Your opponents accuse you of sabotaging Obamacare. Here’s one example they point to. Back in 2013, you and U.S. Sen Marco Rubio of Florida opposed “bailouts” of insurance companies as part of Obamacare. They were referred to as risk corridors. Is it fair to say that withholding those payments destabilized the marketplace? And now, experts say, Republican are proposing insurance-company bailouts for the same reason, to stabilize the marketplace. Are you okay with voting for the bailouts in the current bill?
You’ve said an Obamacare replacement should lower premiums. The nonpartisan Kaiser Foundation says that, under the current bill, premiums would rise faster than under Obamacare. Would you vote for a senate bill if the Kaiser Foundation found that under the senate bill, premiums would rise faster than under Obamacare.
Please talk about your roll in drafting the bill. People don’t understand how you were a drafter of the bill, especially the Medicaid part, but never saw drafts of it.
You’ve said that if the senate doesn’t pass a bill, the only alternative to Obamacare is a single-payer system. Why do you think this?
The nonpartisan Colorado Health Institute estimates that Colorado would lose at least $14 billion in federal Medicaid funds during the first 10 years after passage of the senate bill. How would you cut Colorado’s Medicaid program in future years as federal funds decrease and lawmakers will have to reduce services?
Should Colorado pick up the tab for lost Medicaid funding, or should the next governor and state legislature push people off the rolls or cut services?
Along these lines, if the senate bill passes, would you support a tax increase in Colorado, so that the state could afford to cover children, seniors, and people with disabilities?
Federal law mandates that hospitals accept sick people in emergency rooms. So are you okay with pushing people off Medicaid and, in effect, forcing hospitals to pick up the tab for emergency room by, at least, some of them?

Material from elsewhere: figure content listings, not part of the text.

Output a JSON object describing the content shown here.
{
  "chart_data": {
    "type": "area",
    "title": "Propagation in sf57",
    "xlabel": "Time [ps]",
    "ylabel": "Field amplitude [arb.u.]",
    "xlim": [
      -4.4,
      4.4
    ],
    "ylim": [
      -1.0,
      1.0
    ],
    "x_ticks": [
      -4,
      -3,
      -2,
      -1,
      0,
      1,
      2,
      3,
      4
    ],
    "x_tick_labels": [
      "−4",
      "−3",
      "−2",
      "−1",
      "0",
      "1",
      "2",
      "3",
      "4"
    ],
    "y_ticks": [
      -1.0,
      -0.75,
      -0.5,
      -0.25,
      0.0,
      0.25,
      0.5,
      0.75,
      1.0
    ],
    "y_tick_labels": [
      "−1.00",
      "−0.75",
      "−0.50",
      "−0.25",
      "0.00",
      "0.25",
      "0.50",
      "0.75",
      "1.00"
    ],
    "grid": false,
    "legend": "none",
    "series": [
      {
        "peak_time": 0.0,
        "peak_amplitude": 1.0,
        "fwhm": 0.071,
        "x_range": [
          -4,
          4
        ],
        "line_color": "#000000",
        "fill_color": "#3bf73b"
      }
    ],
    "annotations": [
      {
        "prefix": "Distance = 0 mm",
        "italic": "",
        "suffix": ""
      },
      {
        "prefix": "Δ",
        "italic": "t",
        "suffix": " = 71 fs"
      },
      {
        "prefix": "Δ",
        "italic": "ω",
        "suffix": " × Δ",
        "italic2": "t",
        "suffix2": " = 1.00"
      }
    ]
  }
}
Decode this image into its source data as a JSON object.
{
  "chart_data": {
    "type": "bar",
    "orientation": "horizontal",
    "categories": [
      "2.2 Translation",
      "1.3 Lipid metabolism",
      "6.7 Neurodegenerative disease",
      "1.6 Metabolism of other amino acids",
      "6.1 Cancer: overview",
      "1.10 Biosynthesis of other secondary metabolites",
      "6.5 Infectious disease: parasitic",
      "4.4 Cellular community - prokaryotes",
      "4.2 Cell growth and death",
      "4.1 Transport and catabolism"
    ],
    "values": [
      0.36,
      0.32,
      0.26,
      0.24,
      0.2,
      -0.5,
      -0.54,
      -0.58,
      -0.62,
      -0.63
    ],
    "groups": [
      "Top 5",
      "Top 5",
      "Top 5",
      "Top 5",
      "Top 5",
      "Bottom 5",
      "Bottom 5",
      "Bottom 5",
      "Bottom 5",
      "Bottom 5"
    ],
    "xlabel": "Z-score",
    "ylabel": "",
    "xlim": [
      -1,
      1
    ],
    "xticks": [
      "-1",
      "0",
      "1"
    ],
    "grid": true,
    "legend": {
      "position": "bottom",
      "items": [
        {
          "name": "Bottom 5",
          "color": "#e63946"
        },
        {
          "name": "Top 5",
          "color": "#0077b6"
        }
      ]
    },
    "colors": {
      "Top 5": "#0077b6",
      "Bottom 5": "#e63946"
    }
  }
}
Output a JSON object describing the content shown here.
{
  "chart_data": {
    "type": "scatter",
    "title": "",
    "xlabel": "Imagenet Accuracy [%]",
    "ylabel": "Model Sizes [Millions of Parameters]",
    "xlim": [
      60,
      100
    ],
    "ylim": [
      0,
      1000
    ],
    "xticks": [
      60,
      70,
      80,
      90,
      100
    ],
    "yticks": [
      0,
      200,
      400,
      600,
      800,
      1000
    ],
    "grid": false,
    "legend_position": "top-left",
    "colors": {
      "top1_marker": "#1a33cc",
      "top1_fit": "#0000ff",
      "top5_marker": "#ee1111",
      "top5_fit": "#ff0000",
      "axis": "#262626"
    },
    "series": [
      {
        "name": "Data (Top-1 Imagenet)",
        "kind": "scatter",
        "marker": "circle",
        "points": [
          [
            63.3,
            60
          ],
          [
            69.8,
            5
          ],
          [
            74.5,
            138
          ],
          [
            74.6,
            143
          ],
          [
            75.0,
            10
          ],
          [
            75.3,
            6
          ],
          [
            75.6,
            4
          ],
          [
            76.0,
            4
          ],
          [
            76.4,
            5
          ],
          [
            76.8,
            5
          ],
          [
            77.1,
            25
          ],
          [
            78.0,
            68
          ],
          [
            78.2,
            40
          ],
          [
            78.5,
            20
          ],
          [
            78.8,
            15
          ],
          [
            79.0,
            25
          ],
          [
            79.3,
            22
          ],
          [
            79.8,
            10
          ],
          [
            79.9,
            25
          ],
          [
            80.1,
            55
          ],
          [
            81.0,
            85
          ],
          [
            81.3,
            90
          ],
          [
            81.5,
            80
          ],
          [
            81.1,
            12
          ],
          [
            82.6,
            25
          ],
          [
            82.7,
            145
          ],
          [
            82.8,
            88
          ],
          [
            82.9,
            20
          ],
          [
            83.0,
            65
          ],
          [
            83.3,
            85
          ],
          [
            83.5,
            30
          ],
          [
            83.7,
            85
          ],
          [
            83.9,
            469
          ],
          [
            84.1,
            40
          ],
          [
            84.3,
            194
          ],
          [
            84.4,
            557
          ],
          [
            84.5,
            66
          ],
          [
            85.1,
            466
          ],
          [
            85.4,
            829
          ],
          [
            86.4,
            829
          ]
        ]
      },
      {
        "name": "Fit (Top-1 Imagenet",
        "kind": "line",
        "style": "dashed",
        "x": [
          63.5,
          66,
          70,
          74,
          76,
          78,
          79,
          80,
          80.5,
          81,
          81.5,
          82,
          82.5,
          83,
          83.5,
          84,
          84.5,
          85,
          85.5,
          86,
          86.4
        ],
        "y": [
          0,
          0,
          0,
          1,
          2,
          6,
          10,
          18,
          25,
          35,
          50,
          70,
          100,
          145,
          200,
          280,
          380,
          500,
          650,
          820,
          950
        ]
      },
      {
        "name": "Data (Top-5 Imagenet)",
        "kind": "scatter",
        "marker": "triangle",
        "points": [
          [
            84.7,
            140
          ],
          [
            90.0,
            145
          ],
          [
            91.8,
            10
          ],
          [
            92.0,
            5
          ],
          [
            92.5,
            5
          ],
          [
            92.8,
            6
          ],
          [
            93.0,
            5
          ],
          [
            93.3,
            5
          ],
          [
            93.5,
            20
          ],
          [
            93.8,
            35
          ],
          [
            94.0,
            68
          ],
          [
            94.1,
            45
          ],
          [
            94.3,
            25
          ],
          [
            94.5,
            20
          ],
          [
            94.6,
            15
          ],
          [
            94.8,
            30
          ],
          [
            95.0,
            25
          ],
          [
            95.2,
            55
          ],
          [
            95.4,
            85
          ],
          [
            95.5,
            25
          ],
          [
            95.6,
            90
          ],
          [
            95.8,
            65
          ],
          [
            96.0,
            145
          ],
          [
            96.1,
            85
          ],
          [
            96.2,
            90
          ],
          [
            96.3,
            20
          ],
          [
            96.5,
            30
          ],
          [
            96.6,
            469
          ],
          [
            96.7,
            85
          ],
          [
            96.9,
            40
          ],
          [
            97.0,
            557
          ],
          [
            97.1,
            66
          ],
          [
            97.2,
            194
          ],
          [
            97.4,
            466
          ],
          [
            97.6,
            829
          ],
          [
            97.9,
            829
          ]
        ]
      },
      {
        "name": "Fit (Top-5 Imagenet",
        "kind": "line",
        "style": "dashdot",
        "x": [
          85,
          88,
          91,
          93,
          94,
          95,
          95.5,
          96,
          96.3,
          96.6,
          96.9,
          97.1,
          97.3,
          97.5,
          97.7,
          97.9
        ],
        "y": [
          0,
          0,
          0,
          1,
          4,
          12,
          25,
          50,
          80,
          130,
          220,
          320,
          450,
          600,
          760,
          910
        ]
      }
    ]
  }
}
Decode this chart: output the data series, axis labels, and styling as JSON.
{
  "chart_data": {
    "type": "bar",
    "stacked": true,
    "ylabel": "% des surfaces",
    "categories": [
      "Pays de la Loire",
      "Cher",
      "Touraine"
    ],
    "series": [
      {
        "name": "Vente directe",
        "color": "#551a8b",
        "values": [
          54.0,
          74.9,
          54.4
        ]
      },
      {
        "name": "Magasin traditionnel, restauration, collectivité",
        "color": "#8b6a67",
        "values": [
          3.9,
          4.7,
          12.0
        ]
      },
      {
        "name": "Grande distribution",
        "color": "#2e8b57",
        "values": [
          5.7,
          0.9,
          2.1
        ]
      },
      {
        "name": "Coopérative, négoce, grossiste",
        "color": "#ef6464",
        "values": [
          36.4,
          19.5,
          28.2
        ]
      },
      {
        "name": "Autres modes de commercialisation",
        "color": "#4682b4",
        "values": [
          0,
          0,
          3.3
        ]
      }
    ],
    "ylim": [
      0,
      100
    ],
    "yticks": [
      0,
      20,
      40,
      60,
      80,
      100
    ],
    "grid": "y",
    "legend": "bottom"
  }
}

You’ve said you want to make Medicaid sustainable. Are you saying you want to cut Medicaid to make it sustainable? If not, how else would you achieve your goal of making it sustainable?
You will not reveal if you’d vote for the senate legislation as drafted. But do you support the framework of the bill, which is to take health insurance away from Medicaid recipients and give a tax cut to wealthy Americans?
Your opponents are concerned that Republicans want to all insurance companies to sell so-called “junk” plans, which require lots of out-of-pocket payments. If the senate bill lowers premiums for some people, but raises out-of-pocket costs for most everybody, does that mean that insurance is less expensive or more expensive?
Will you vote for the senate bill if there are no hearings and regular order, as you’ve promised?
Rural hospitals depend on Medicaid funding. Are you willing to assure rural Coloradans that no rural hospital will close, if the the senate bill became law?
Will you hold a town hall meeting on health care, and if not, why not?